The Rotary Club of La Motte International in Southern France, created in 2020, is made up of British and American members and meetings are held in English and in French. Eileen said: "A subject close to our hearts is that of 'Vétérans OPEX', an association that takes care of other veterans who are sleeping rough; these are ex-servicemen, many suffering from PTSD and other related psychiatric issues, for whom there is no rehabilitation safety net and who are  only a step away from destitution. France has excellent facilities for its active  service personnel  and those who have recently left the services. However, for those whose problems arise years after leaving, there is no provision."

Although not a veteran herself Eileen has close connections to the military community. Her husband Jacques, who died in 2017, was a veteran who served in Algeria. Her elder brother served in Palestine and also in the Metropolitan Police Force for many years. The wellbeing of veterans is a subject close to her heart.

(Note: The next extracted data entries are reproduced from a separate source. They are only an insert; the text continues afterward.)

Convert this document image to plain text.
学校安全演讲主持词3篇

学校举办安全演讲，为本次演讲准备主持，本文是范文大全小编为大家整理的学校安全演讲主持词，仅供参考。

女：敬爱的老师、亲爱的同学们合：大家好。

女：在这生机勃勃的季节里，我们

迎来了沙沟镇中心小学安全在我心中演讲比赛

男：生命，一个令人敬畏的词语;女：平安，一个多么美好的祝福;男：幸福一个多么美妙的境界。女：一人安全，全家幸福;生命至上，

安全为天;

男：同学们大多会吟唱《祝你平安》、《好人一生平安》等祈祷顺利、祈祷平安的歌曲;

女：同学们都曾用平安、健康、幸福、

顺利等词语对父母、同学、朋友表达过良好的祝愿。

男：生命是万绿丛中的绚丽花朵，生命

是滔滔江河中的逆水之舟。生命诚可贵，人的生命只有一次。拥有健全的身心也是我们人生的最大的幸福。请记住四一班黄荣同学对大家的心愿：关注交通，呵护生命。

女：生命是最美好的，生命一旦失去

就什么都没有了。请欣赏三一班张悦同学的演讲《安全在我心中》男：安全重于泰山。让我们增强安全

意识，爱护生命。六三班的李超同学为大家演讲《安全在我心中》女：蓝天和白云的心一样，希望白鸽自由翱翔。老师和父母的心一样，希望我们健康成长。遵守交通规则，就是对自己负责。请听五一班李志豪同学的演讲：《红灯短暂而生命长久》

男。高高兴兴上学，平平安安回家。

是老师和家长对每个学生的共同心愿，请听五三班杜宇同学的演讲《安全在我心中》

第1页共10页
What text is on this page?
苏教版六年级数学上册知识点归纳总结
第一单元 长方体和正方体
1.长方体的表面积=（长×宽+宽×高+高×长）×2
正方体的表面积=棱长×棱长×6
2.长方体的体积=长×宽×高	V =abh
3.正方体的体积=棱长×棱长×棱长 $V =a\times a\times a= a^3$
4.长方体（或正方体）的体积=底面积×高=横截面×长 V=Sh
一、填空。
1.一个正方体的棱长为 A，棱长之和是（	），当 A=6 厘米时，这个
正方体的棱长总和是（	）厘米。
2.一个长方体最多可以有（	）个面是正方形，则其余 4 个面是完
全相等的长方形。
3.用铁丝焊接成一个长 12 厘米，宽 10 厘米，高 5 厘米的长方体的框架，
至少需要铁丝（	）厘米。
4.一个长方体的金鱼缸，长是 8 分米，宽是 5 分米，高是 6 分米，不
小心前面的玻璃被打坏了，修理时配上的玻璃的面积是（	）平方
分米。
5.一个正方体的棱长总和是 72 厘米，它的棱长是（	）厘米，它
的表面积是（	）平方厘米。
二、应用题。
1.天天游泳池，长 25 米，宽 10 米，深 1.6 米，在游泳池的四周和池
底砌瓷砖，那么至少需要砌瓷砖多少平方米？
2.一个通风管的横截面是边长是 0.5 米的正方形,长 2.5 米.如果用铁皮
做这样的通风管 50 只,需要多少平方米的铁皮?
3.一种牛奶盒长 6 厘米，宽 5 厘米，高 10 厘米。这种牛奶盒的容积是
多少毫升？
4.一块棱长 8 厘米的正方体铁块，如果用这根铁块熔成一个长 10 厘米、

"In July 2018, I learned of the death on the street of 47-year-old Daniel Crépet a recipient of the Croix de Guerre. If a local councillor had not recognised him, he would have gone to a common grave. As it was, CARAC, a veterans' insurance organisation, funded a decent funeral for him. In  the extremely wealthy town of Saint Raphaël, for example, there is an OPEX veteran with Delirium Tremens living alone in a caravan. Association members bring him food and comfort, as far as they can. What is needed is support, to get him into hospital, calm him and start a process of engagement."

Citing  the ancient Greek ethos of veterans' support Eileen sums up her own attitude:  "Communities send their armies to war and therefore have a duty to receive, even welcome them, back into the community. We have a duty of care to those men and women who have loyally served their country."

Dr Milroy said: "Increasingly, through my role with the World Veterans Federation, I am conscious of the universality of veterans' problems.  Just as they are united by the experience of service, they are united in adversity. Poverty is a great leveller and basics like housing, employment and food can no longer be taken for granted. In every country there are veterans struggling, not just with the legacy of conflict such as mental and physical health problems, but with the daily battle to thrive in a hostile  economic climate. It has  never been more important for organisations - and nations - to work together and share best practice."